3. If the page is not found in either queue, find a free slot.
  1. If the current page counter is less than the capacity, simply increment the counter to find the free frame id.
  2. If the page counter exceeds the capacity, check if we can find a free slot (i.e use counter for the frame is 0) in FIFO queue first or the LRU queue.
  3. If we are unable to find a free slot, throw buffer full error.
4. Once we find a free frame id, lock the frame, read the corresponding page data, push it into the FIFO queue and return.
5. NOTE :
  1. Make sure that the locking / unlocking is done based on the type of access that is needed (i.e shared or exclusive)
  2. Each lock needs to increment the frame use counter. Similarly each unlock needs to decrement the use counter.
  3. If we find a free slot that is dirty after exceeding the capacity, we need to write the data in the frame before resetting it. This write needs to be done under an exclusive lock.
unfix_page
1. Mark the page as dirty if not already done so.
2. Decrement the use counter for the frame.
3. Unlock the frame.

General Clarifications#

A basic structure of a BufferFrame is given below.
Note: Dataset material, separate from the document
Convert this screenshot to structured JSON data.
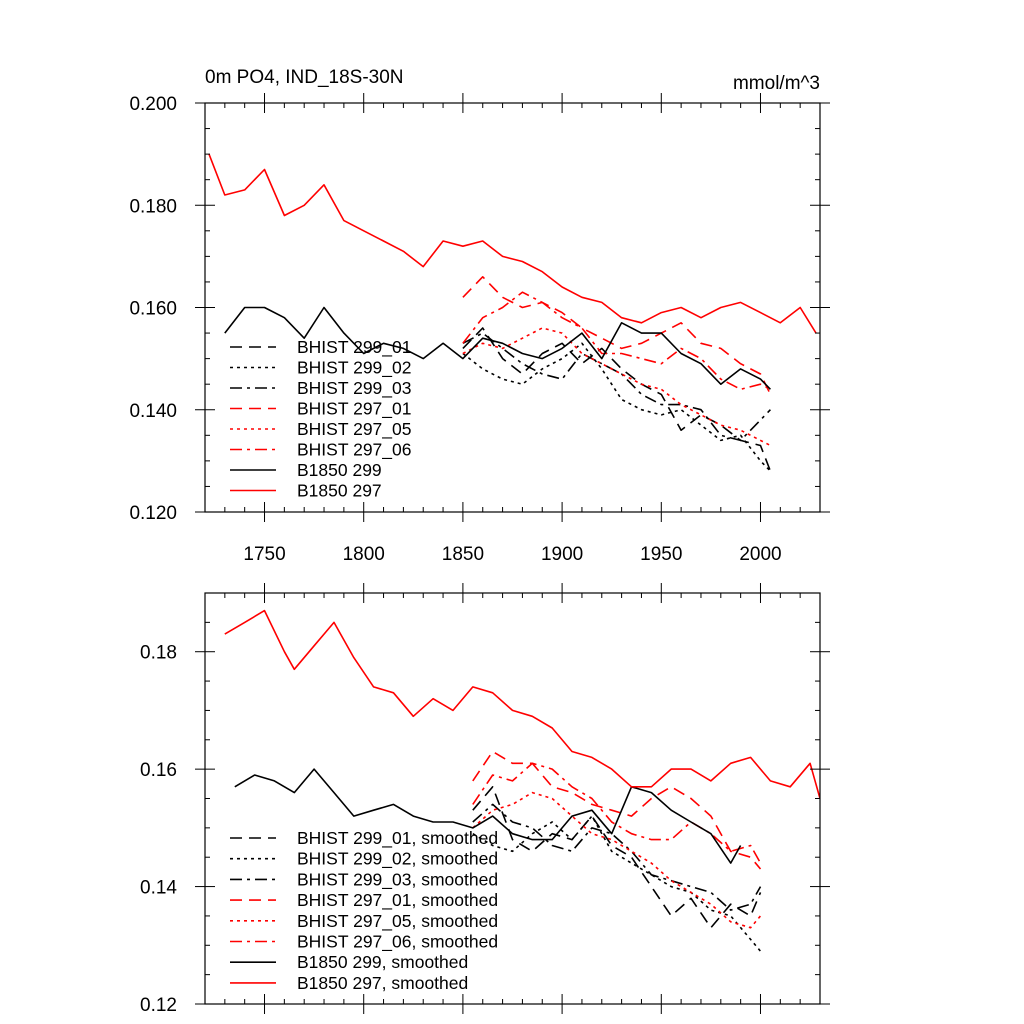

This information should be sufficient to build a working implementation, but you are free to add other features based on your logic:
```
BufferFrame::BufferFrame()
: page_id(INVALID_PAGE_ID),
frame_id(INVALID_FRAME_ID),
dirty(false),
data(other.data),
exclusive(false) {}
```
Please do not modify any file other than buffer_manager.cc and buffer_manager.h. The other files we have provided have helper methods that you can call from your implementation and are not meant to be modified. You are, however, free to add new files that you would like to implement and use.
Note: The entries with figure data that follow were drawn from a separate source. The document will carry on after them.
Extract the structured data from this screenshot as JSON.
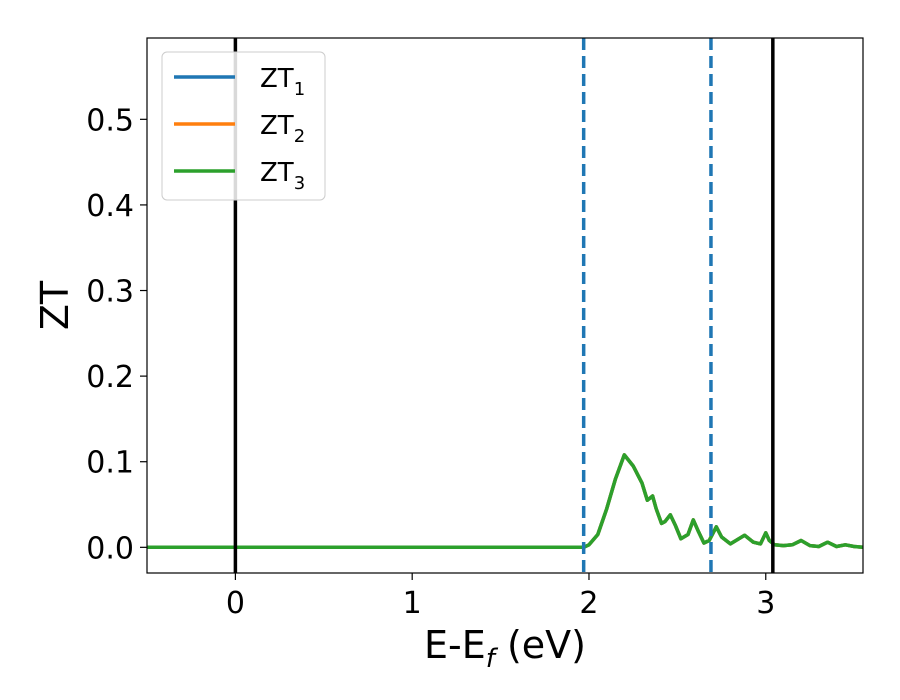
{
  "chart_data": {
    "type": "line",
    "title": "",
    "xlabel": "E-E",
    "xlabel_sub": "f",
    "xlabel_unit": " (eV)",
    "ylabel": "ZT",
    "xlim": [
      -0.5,
      3.55
    ],
    "ylim": [
      -0.03,
      0.595
    ],
    "xticks": [
      0,
      1,
      2,
      3
    ],
    "xtick_labels": [
      "0",
      "1",
      "2",
      "3"
    ],
    "yticks": [
      0.0,
      0.1,
      0.2,
      0.3,
      0.4,
      0.5
    ],
    "ytick_labels": [
      "0.0",
      "0.1",
      "0.2",
      "0.3",
      "0.4",
      "0.5"
    ],
    "grid": false,
    "legend_position": "top-left",
    "series": [
      {
        "name": "ZT",
        "name_sub": "1",
        "color": "#1f77b4",
        "x": [
          -0.5,
          0.0,
          1.0,
          1.9,
          1.97,
          2.0,
          2.05,
          2.1,
          2.15,
          2.2,
          2.25,
          2.3,
          2.33,
          2.36,
          2.38,
          2.41,
          2.43,
          2.46,
          2.49,
          2.52,
          2.56,
          2.59,
          2.62,
          2.65,
          2.68,
          2.72,
          2.75,
          2.8,
          2.88,
          2.93,
          2.97,
          3.0,
          3.02,
          3.05,
          3.1,
          3.15,
          3.2,
          3.25,
          3.3,
          3.35,
          3.4,
          3.45,
          3.5,
          3.55
        ],
        "y": [
          0.0,
          0.0,
          0.0,
          0.0,
          0.0,
          0.003,
          0.015,
          0.045,
          0.08,
          0.108,
          0.095,
          0.075,
          0.055,
          0.06,
          0.045,
          0.028,
          0.03,
          0.038,
          0.025,
          0.01,
          0.015,
          0.032,
          0.018,
          0.005,
          0.008,
          0.024,
          0.012,
          0.004,
          0.014,
          0.006,
          0.004,
          0.017,
          0.008,
          0.003,
          0.002,
          0.003,
          0.008,
          0.002,
          0.001,
          0.006,
          0.001,
          0.003,
          0.001,
          0.0
        ]
      },
      {
        "name": "ZT",
        "name_sub": "2",
        "color": "#ff7f0e",
        "x": [
          -0.5,
          0.0,
          1.0,
          1.9,
          1.97,
          2.0,
          2.05,
          2.1,
          2.15,
          2.2,
          2.25,
          2.3,
          2.33,
          2.36,
          2.38,
          2.41,
          2.43,
          2.46,
          2.49,
          2.52,
          2.56,
          2.59,
          2.62,
          2.65,
          2.68,
          2.72,
          2.75,
          2.8,
          2.88,
          2.93,
          2.97,
          3.0,
          3.02,
          3.05,
          3.1,
          3.15,
          3.2,
          3.25,
          3.3,
          3.35,
          3.4,
          3.45,
          3.5,
          3.55
        ],
        "y": [
          0.0,
          0.0,
          0.0,
          0.0,
          0.0,
          0.003,
          0.015,
          0.045,
          0.08,
          0.108,
          0.095,
          0.075,
          0.055,
          0.06,
          0.045,
          0.028,
          0.03,
          0.038,
          0.025,
          0.01,
          0.015,
          0.032,
          0.018,
          0.005,
          0.008,
          0.024,
          0.012,
          0.004,
          0.014,
          0.006,
          0.004,
          0.017,
          0.008,
          0.003,
          0.002,
          0.003,
          0.008,
          0.002,
          0.001,
          0.006,
          0.001,
          0.003,
          0.001,
          0.0
        ]
      },
      {
        "name": "ZT",
        "name_sub": "3",
        "color": "#2ca02c",
        "x": [
          -0.5,
          0.0,
          1.0,
          1.9,
          1.97,
          2.0,
          2.05,
          2.1,
          2.15,
          2.2,
          2.25,
          2.3,
          2.33,
          2.36,
          2.38,
          2.41,
          2.43,
          2.46,
          2.49,
          2.52,
          2.56,
          2.59,
          2.62,
          2.65,
          2.68,
          2.72,
          2.75,
          2.8,
          2.88,
          2.93,
          2.97,
          3.0,
          3.02,
          3.05,
          3.1,
          3.15,
          3.2,
          3.25,
          3.3,
          3.35,
          3.4,
          3.45,
          3.5,
          3.55
        ],
        "y": [
          0.0,
          0.0,
          0.0,
          0.0,
          0.0,
          0.003,
          0.015,
          0.045,
          0.08,
          0.108,
          0.095,
          0.075,
          0.055,
          0.06,
          0.045,
          0.028,
          0.03,
          0.038,
          0.025,
          0.01,
          0.015,
          0.032,
          0.018,
          0.005,
          0.008,
          0.024,
          0.012,
          0.004,
          0.014,
          0.006,
          0.004,
          0.017,
          0.008,
          0.003,
          0.002,
          0.003,
          0.008,
          0.002,
          0.001,
          0.006,
          0.001,
          0.003,
          0.001,
          0.0
        ]
      }
    ],
    "vlines": [
      {
        "x": 0.0,
        "color": "#000000",
        "style": "solid"
      },
      {
        "x": 3.04,
        "color": "#000000",
        "style": "solid"
      },
      {
        "x": 1.97,
        "color": "#1f77b4",
        "style": "dashed"
      },
      {
        "x": 2.69,
        "color": "#1f77b4",
        "style": "dashed"
      }
    ]
  }
}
One file that we have provided, which should be of interest to you is file.h, which can be used for file operations. For example, a read and write can be performed as follows:
```
auto file_handle = File::open_file(std::to_string(segment_id).c_str(), File::WRITE);
file_handle->read_block(start, page_size_, pool_[frame_id]->data.data());
```
There are a lot of good references for understanding the 2Q algorithm. The course slide deck gives a good gist of it, which should be the basis of your implementation. This is my favourite external reference to understand it.
Please note that you must get locks when accessing the queues: This is a simple mistake, but it is the crux of your implementation - without this, your buffer management implementation would not work.